Wisconsin: A Wisconsin appeals panel affirmed the conviction of a former high-ranking Milwaukee elections official who fraudulently requested absentee ballots to highlight what she saw as flaws in the statewide system. A jury convicted Kimberly Zapata, 49, in March 2024 of misconduct in public office and making false statements to obtain or vote an absentee ballot after she requested three military absentee ballots using made up names and directed them to the home of Janel Brandtjen — a Republican member of the Wisconsin Assembly who frequently made false assertions of fraud in the 2020 election. Her attorney framed her during oral arguments in March as a whistleblower looking to draw attention away from election conspiracy theories and shine a spotlight instead on very real flaws in the absentee system.
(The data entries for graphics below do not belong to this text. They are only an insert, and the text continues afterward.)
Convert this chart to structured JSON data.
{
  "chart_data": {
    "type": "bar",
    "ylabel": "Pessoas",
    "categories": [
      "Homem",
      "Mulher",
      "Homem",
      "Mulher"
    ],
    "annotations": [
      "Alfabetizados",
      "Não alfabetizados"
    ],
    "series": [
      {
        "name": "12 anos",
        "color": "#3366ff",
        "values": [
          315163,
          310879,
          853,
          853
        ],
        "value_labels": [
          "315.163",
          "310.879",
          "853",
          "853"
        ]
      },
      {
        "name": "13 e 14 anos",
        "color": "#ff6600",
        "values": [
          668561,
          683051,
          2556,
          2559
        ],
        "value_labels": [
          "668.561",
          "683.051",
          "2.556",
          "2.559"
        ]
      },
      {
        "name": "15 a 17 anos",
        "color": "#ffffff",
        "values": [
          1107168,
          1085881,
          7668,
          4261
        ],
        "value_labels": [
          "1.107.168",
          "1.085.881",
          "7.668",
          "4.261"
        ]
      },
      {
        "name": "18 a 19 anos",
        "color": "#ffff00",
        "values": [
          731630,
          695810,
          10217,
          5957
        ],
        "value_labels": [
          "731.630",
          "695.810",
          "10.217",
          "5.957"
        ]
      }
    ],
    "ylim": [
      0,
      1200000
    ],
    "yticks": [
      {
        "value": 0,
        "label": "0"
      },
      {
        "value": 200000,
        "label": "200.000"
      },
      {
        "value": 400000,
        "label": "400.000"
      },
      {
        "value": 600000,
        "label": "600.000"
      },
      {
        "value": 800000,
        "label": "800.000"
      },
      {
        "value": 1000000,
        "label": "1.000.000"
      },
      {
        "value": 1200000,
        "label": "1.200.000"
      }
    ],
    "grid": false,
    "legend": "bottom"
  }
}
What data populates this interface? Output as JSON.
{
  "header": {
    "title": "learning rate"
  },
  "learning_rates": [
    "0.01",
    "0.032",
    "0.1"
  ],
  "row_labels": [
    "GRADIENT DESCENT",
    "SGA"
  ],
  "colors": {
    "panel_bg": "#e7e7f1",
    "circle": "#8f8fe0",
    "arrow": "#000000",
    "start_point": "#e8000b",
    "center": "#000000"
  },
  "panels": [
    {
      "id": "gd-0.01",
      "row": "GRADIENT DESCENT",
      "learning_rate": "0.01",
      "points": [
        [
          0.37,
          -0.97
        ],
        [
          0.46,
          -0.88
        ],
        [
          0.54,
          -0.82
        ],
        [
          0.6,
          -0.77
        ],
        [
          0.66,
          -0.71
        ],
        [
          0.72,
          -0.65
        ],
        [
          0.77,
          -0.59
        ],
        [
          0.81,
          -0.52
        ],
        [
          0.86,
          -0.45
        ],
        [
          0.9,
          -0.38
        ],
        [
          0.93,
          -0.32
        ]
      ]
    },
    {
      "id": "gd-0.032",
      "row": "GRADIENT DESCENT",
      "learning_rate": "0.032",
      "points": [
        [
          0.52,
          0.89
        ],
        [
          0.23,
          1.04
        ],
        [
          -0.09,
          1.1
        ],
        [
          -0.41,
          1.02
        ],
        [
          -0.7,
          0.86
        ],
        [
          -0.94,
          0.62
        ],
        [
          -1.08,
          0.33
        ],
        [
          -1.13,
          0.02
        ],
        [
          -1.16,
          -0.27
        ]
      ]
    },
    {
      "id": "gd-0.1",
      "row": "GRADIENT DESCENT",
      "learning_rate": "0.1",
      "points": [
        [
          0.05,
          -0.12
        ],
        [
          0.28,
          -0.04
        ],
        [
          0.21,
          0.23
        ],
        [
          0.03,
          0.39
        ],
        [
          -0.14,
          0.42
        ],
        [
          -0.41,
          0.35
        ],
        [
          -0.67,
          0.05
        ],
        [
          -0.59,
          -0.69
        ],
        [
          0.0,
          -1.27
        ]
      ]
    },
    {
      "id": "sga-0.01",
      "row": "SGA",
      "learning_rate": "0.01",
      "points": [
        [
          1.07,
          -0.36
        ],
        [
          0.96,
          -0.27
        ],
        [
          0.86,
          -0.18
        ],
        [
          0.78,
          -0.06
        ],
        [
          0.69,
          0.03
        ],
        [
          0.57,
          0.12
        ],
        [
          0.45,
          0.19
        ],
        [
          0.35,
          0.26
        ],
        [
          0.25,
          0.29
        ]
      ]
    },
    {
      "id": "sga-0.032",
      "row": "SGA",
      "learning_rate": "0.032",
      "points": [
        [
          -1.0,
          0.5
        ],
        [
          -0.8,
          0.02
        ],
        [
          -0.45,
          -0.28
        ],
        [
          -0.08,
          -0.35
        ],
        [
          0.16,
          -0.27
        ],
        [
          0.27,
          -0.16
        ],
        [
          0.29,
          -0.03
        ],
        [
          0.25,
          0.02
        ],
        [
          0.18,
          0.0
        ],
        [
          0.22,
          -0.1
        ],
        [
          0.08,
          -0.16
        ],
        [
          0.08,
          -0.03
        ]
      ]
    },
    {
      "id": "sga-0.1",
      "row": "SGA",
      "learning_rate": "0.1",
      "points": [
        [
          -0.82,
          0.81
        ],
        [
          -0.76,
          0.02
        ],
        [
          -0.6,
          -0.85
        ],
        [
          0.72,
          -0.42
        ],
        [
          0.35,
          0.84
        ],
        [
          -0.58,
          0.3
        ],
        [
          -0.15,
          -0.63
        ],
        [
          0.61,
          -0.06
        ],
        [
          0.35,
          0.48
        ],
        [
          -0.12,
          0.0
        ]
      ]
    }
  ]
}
The appellate panel affirmed her conviction and found there is no constructive difference between having the fake ballots delivered to her own home or someone else’s. The panel interpreted “obtain” broadly to include actual and constructive obtainment. Zapata didn’t have to physically hold the false ballots in order to have illegally obtained them. “The evidence demonstrates that by requesting the ballots, Zapata set off a series of actions she knew the ballots would be subjected to,” Judge Sara Geenen wrote for the panel. “In other words, Zapata controlled both the names under which the ballots would be generated and the destination to which those ballots would be sent. In our view, directing the creation and designation of the false ballots is exercising control over them.”